Student wows national audience
Doctoral student places second in national competition
Rebecca (DeLong) Dielschneider, doctoral student in immunology at the University of Manitoba, has placed second in the national Three Minute Thesis (3MT) competition, in which graduate students had only three minutes and one static slide to explain their research to judges and a lay audience. More than 1,500 students participated in the 3MT process at 36 schools across the country, and Dielschneider won the rounds in Manitoba and was voted People’s Choice here and at the regional competition in western Canada.
“Rebecca is just one example of the University of Manitoba’s outstanding graduate students,” says Jay Doering, vice-provost (graduate education) and dean of graduate studies. “Three Minute Thesis is a challenging competition that hones graduate students’ ability to communicate the nature, goals and significance of their research to a non-specialist audience. We’re proud of Rebecca’s showing at the competition.”
Dielschneider is involved in student government and leadership at the University of Manitoba as she pursues graduate studies. She explained that she chose immunology and cancer research because she wanted to help people “from behind the scenes.” She said scientific research allows her to think creatively and pursue answers to tough biological questions, advancing medicine and improving human health.
She began her studies at the University of Manitoba following her graduation from Dalhousie University with a bachelor’s degree in 2011. Her research in immunology in the U of M Faculty of Health Sciences concerns signaling pathways and testing novel therapeutics in human chronic lymphocytic leukemia cells, under the supervision of Dr. Spencer Gibson, Professor of Biochemistry & Medical Genetics and Immunology, and Senior Scientist, Research Institute of Oncology and Hematology, a joint institute of U of M and CancerCare Manitoba.
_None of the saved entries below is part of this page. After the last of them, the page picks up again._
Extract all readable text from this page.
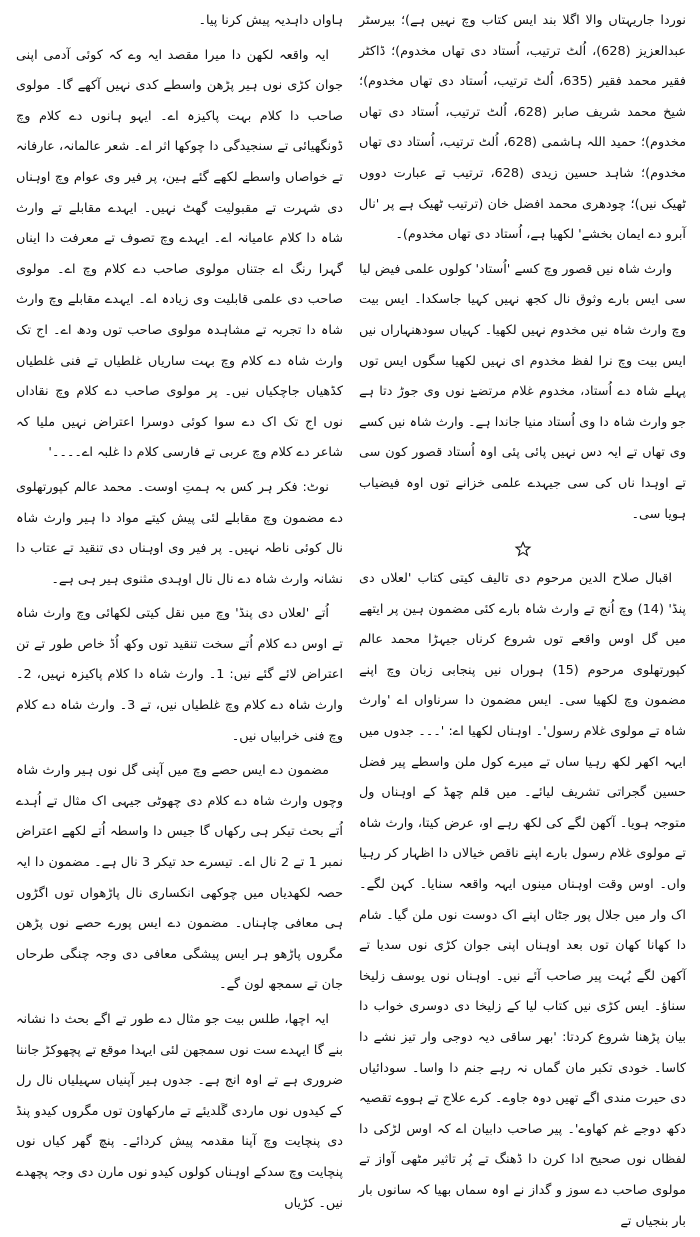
نوردا جاریہتاں والا اگلا بند ایس کتاب وچ نہیں ہے)؛ بیرسٹر عبدالعزیز (628)، اُلٹ ترتیب، اُستاد دی تھاں مخدوم)؛ ڈاکٹر فقیر محمد فقیر (635، اُلٹ ترتیب، اُستاد دی تھاں مخدوم)؛ شیخ محمد شریف صابر (628، اُلٹ ترتیب، اُستاد دی تھاں مخدوم)؛ حمید اللہ ہاشمی (628، اُلٹ ترتیب، اُستاد دی تھاں مخدوم)؛ شاہد حسین زیدی (628، ترتیب تے عبارت دووں ٹھیک نیں)؛ چودھری محمد افضل خان (ترتیب ٹھیک ہے پر 'نال آبرو دے ایمان بخشے' لکھیا ہے، اُستاد دی تھاں مخدوم)۔

وارث شاہ نیں قصور وچ کسے 'اُستاد' کولوں علمی فیض لیا سی ایس بارے وثوق نال کجھ نہیں کہیا جاسکدا۔ ایس بیت وچ وارث شاہ نیں مخدوم نہیں لکھیا۔ کہیاں سودھنہاراں نیں ایس بیت وچ نرا لفظ مخدوم ای نہیں لکھیا سگوں ایس توں پہلے شاہ دے اُستاد، مخدوم غلام مرتضےٰ نوں وی جوڑ دتا ہے جو وارث شاہ دا وی اُستاد منیا جاندا ہے۔ وارث شاہ نیں کسے وی تھاں تے ایہ دس نہیں پائی پئی اوہ اُستاد قصور کون سی تے اوہدا ناں کی سی جیہدے علمی خزانے توں اوہ فیضیاب ہویا سی۔

اقبال صلاح الدین مرحوم دی تالیف کیتی کتاب 'لعلاں دی پنڈ' (14) وچ اُنج تے وارث شاہ بارے کئی مضمون ہین پر ایتھے میں گل اوس واقعے توں شروع کرناں جیہڑا محمد عالم کپورتھلوی مرحوم (15) ہوراں نیں پنجابی زبان وچ اپنے مضمون وچ لکھیا سی۔ ایس مضمون دا سرناواں اے 'وارث شاہ تے مولوی غلام رسول'۔ اوہناں لکھیا اے: '۔۔۔ جدوں میں ایہہ اکھر لکھ رہیا ساں تے میرے کول ملن واسطے پیر فضل حسین گجراتی تشریف لیائے۔ میں قلم چھڈ کے اوہناں ول متوجہ ہویا۔ آکھن لگے کی لکھ رہے او، عرض کیتا، وارث شاہ تے مولوی غلام رسول بارے اپنے ناقص خیالاں دا اظہار کر رہیا واں۔ اوس وقت اوہناں مینوں ایہہ واقعہ سنایا۔ کہن لگے۔ اک وار میں جلال پور جٹاں اپنے اک دوست نوں ملن گیا۔ شام دا کھانا کھان توں بعد اوہناں اپنی جوان کڑی نوں سدیا تے آکھن لگے بُہت پیر صاحب آئے نیں۔ اوہناں نوں یوسف زلیخا سناؤ۔ ایس کڑی نیں کتاب لیا کے زلیخا دی دوسری خواب دا بیان پڑھنا شروع کردتا: 'بھر ساقی دیہ دوجی وار تیز نشے دا کاسا۔ خودی تکبر مان گماں نہ رہے جنم دا واسا۔ سودائیاں دی حیرت مندی اگے تھیں دوہ جاوے۔ کرے علاج تے ہووے تقصیہ دکھ دوجے غم کھاوے'۔ پیر صاحب دابیان اے کہ اوس لڑکی دا لفظاں نوں صحیح ادا کرن دا ڈھنگ تے پُر تاثیر مٹھی آواز تے مولوی صاحب دے سوز و گداز نے اوہ سماں بھیا کہ سانوں بار بار بنجیاں تے

ہاواں داہدیہ پیش کرنا پیا۔

ایہ واقعہ لکھن دا میرا مقصد ایہ وے کہ کوئی آدمی اپنی جوان کڑی نوں ہیر پڑھن واسطے کدی نہیں آکھے گا۔ مولوی صاحب دا کلام بہت پاکیزہ اے۔ ایہو ہانوں دے کلام وچ ڈونگھیائی تے سنجیدگی دا چوکھا اثر اے۔ شعر عالمانہ، عارفانہ تے خواصاں واسطے لکھے گئے ہین، پر فیر وی عوام وچ اوہناں دی شہرت تے مقبولیت گھٹ نہیں۔ ایہدے مقابلے تے وارث شاہ دا کلام عامیانہ اے۔ ایہدے وچ تصوف تے معرفت دا ایناں گہرا رنگ اے جتناں مولوی صاحب دے کلام وچ اے۔ مولوی صاحب دی علمی قابلیت وی زیادہ اے۔ ایہدے مقابلے وچ وارث شاہ دا تجربہ تے مشاہدہ مولوی صاحب توں ودھ اے۔ اج تک وارث شاہ دے کلام وچ بہت ساریاں غلطیاں تے فنی غلطیاں کڈھیاں جاچکیاں نیں۔ پر مولوی صاحب دے کلام وچ نقاداں نوں اج تک اک دے سوا کوئی دوسرا اعتراض نہیں ملیا کہ شاعر دے کلام وچ عربی تے فارسی کلام دا غلبہ اے۔۔۔۔'

نوٹ: فکر ہر کس بہ ہمتِ اوست۔ محمد عالم کپورتھلوی دے مضمون وچ مقابلے لئی پیش کیتے مواد دا ہیر وارث شاہ نال کوئی ناطہ نہیں۔ پر فیر وی اوہناں دی تنقید تے عتاب دا نشانہ وارث شاہ دے نال نال اوہدی مثنوی ہیر ہی ہے۔

اُتے 'لعلاں دی پنڈ' وچ میں نقل کیتی لکھائی وچ وارث شاہ تے اوس دے کلام اُتے سخت تنقید توں وکھ اُڈ خاص طور تے تن اعتراض لائے گئے نیں: 1۔ وارث شاہ دا کلام پاکیزہ نہیں، 2۔ وارث شاہ دے کلام وچ غلطیاں نیں، تے 3۔ وارث شاہ دے کلام وچ فنی خرابیاں نیں۔

مضمون دے ایس حصے وچ میں آپنی گل نوں ہیر وارث شاہ وچوں وارث شاہ دے کلام دی چھوٹی جیہی اک مثال تے اُہدے اُتے بحث تیکر ہی رکھاں گا جیس دا واسطہ اُتے لکھے اعتراض نمبر 1 تے 2 نال اے۔ تیسرے حد تیکر 3 نال ہے۔ مضمون دا ایہ حصہ لکھدیاں میں چوکھی انکساری نال پاڑھواں توں اگڑوں ہی معافی چاہناں۔ مضمون دے ایس پورے حصے نوں پڑھن مگروں پاڑھو ہر ایس پیشگی معافی دی وجہ چنگی طرحاں جان تے سمجھ لون گے۔

ایہ اچھا، طلس بیت جو مثال دے طور تے اگے بحث دا نشانہ بنے گا ایہدے ست نوں سمجھن لئی ایہدا موقع تے پچھوکڑ جاننا ضروری ہے تے اوہ انج ہے۔ جدوں ہیر آپنیاں سہیلیاں نال رل کے کیدوں نوں ماردی گَلدیئے تے مارکھاون توں مگروں کیدو پنڈ دی پنچایت وچ آپنا مقدمہ پیش کردائے۔ پنچ گھر کیاں نوں پنچایت وچ سدکے اوہناں کولوں کیدو نوں مارن دی وجہ پچھدے نیں۔ کڑیاں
Her work has led to publications in medical journals and several significant research grants, a clinical trial, and many awards and distinctions including being named one of CBC Manitoba’s “Future 40 Under 40.”
Beyond her scientific and professional activities, Dielschneider finds time to be active in science education for youth, including Winnipeg Schools Science Fair and the Biomedical Youth Summer Camp.
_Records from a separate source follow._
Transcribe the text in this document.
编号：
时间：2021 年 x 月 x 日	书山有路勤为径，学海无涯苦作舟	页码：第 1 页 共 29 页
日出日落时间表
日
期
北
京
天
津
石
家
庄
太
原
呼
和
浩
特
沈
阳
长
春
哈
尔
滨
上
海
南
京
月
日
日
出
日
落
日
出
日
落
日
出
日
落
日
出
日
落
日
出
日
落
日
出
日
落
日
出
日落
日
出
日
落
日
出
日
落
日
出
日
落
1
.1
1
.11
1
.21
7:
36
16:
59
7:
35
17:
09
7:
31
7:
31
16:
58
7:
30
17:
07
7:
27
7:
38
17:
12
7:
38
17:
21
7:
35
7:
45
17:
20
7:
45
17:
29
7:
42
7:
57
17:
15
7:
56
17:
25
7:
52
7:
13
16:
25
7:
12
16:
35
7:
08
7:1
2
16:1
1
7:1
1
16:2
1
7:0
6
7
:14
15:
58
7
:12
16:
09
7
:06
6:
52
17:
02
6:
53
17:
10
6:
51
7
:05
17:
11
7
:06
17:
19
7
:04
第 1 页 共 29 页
Regarding her devotion and passion about her research, Dielschneider says she was inspired by a guest speaker in a high school biology class who explained how vaccines educate the immune system to respond to various foreign entities, such as viruses. She said: “I knew that someday I wanted to conduct research and perhaps even be a guest speaker to high school classes and alike to inspire young adults the way that I was inspired.”
As for future career plans, she noted: “Investing my time and effort into scientific research allows me to think creatively and pursue answers to tough biological questions with the goal of advancing medicine and improving human health. I hope to become a principle investigator with a research program focusing on cancers of the immune system and on ways to use the immune system as a cancer treatment.”
Research at the University of Manitoba is partially supported by funding from the Government of Canada Research Support Fund.